Once you reach the “top” of the hill, you are greeted with more hill and more pine trees. It is at this point that you give up all hope. Your husband charges ahead to see if he can find the summit and you make the walk of shame back down the slippery tundra. It’s much like that scene from the Sound of Music, except steeper and if you fell, you would roll down the large hill into your parents, giving a whole new meaning to the idea of “Family Bowling”.

While waiting for your valiant husband to come back, the three of you sit and eat lunch. Your mother decides that she is cold again and she pulls out the hacked-off sleeves of her shirt. She puts them on cuff first, which gives her the appearance of wearing bell bottom arm warmers. It’s not the best look.

DSC06048

Your husband rejoins you and you all set off down the mountain. Happy to be heading “home” or, at the very least, towards a place that doesn’t have thousands of boulders and trees, you trudge down the tundra meadow, bypassing snow fields because you’re too tired to care. After climbing down a precarious small cliff face, you will be surprised to see a cairn (a stack of rocks to mark a trail). It is pronounced Karen, but please do not think that it is a woman. Although, if you see a woman named Karen, feel free to ask her where the trail is. The National Park Service might be hiring Karens to stand by piles of rocks and tell weary hikers where to go. We need to create jobs, you know.

The irony of the situation will hit you that a cairn marks a trail and you’ve been explicitly told that there is no trail. So you follow the cairn and, lo and behold, you find a trail. Granted it’s steep, but it is a path that guides you and shows you where to go. A path that several hours prior, you had not known existed.

This is now a walk in the park for you, like a lovely stroll down a meandering pathway in a garden of roses. Sure, you’re still sweaty and exhausted. Sure, your mother is wearing what Robinson Crusoe would have worn in the 70s. But still, you’re on a path, headed in an actual direction towards an actual landmark.

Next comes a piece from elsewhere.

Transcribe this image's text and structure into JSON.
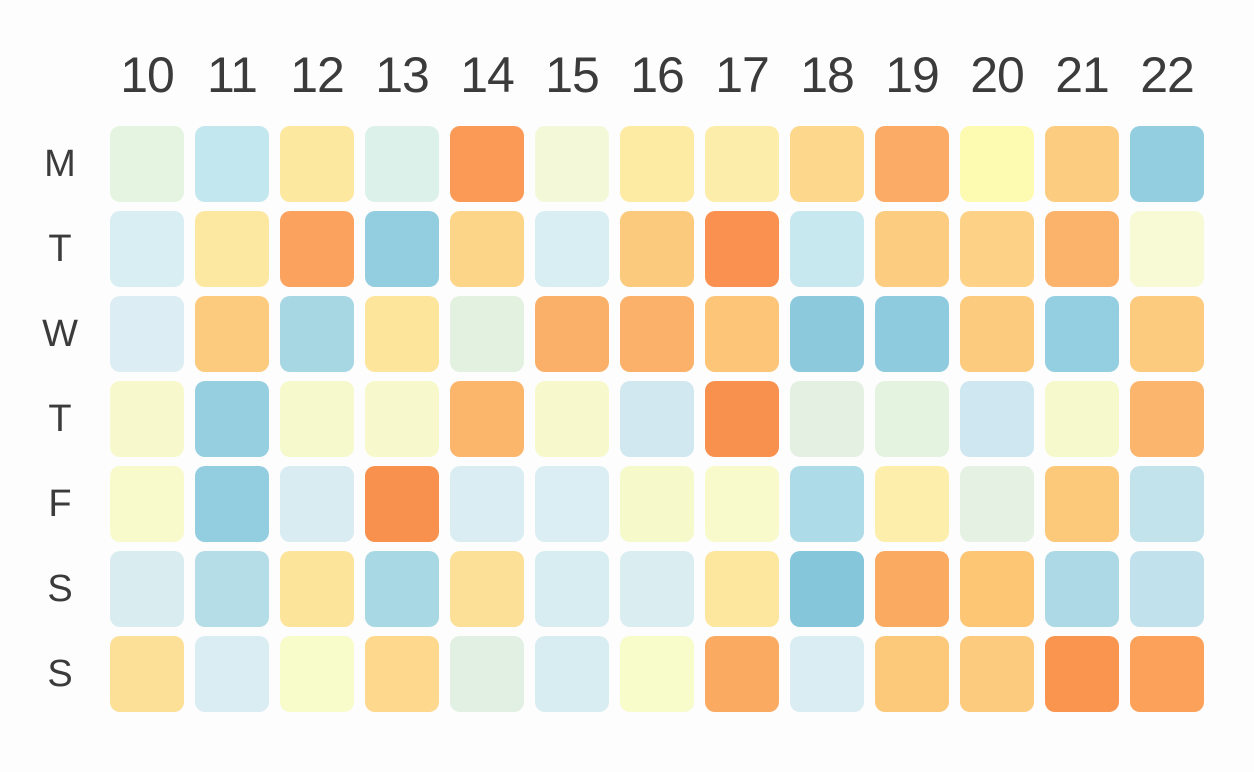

The trail eventually leads you back to Sandbeach Lake, where your mom enjoins you to put your feet in the water with her. It is freezing and you worry about leeches. Also, at this point, there is only room in your brain for the question, “Where is the car?”

You begin the 4.5 mile trudge back down the trail to your car. There is no time for dilly-dallying. It is time to be off this monstrous trail. You eventually begin to feel the rhythmic pounding of your feet through the soles of your shoes. For a good while, the trail just seems to be going horizontally across the side of the mountain, which is depressing because your car is at the foot of the mountain and you know that you can’t be close if you’re still waltzing across the mid-section of this hunk of land. When the trail starts to descend, your primitive, tired-hiker brain says, “DOWN!” and you start running down the trail saying, “Down, down, down, down…” over and over again. When you reach a sign that tells you you’re only 1.2 miles from the car, you rejoice heartily. Unfortunately, that sign must be a mistake because every time you think you’re close to the car, you turn the corner and see more trail. You become despondent. You lose hope that you will ever see civilization again. Goodbye, cruel world. If you need me, I’ll be on the Sandbeach Lake trail, walking towards the car oasis that disappears when you approach it.

Finally, though, you do make it to the car. You did it. You’ve been walking/climbing/trudging for 7 hours and you’re finally there. You collapse in the backseat and begin your pre-nap routine of closing your eyes and turning off your ears.

Even though your hiking party did not make it to the top of any mountain, you are proud of yourselves for even trying. Maybe again in six years, you will finally make it to the top of Chief’s Head.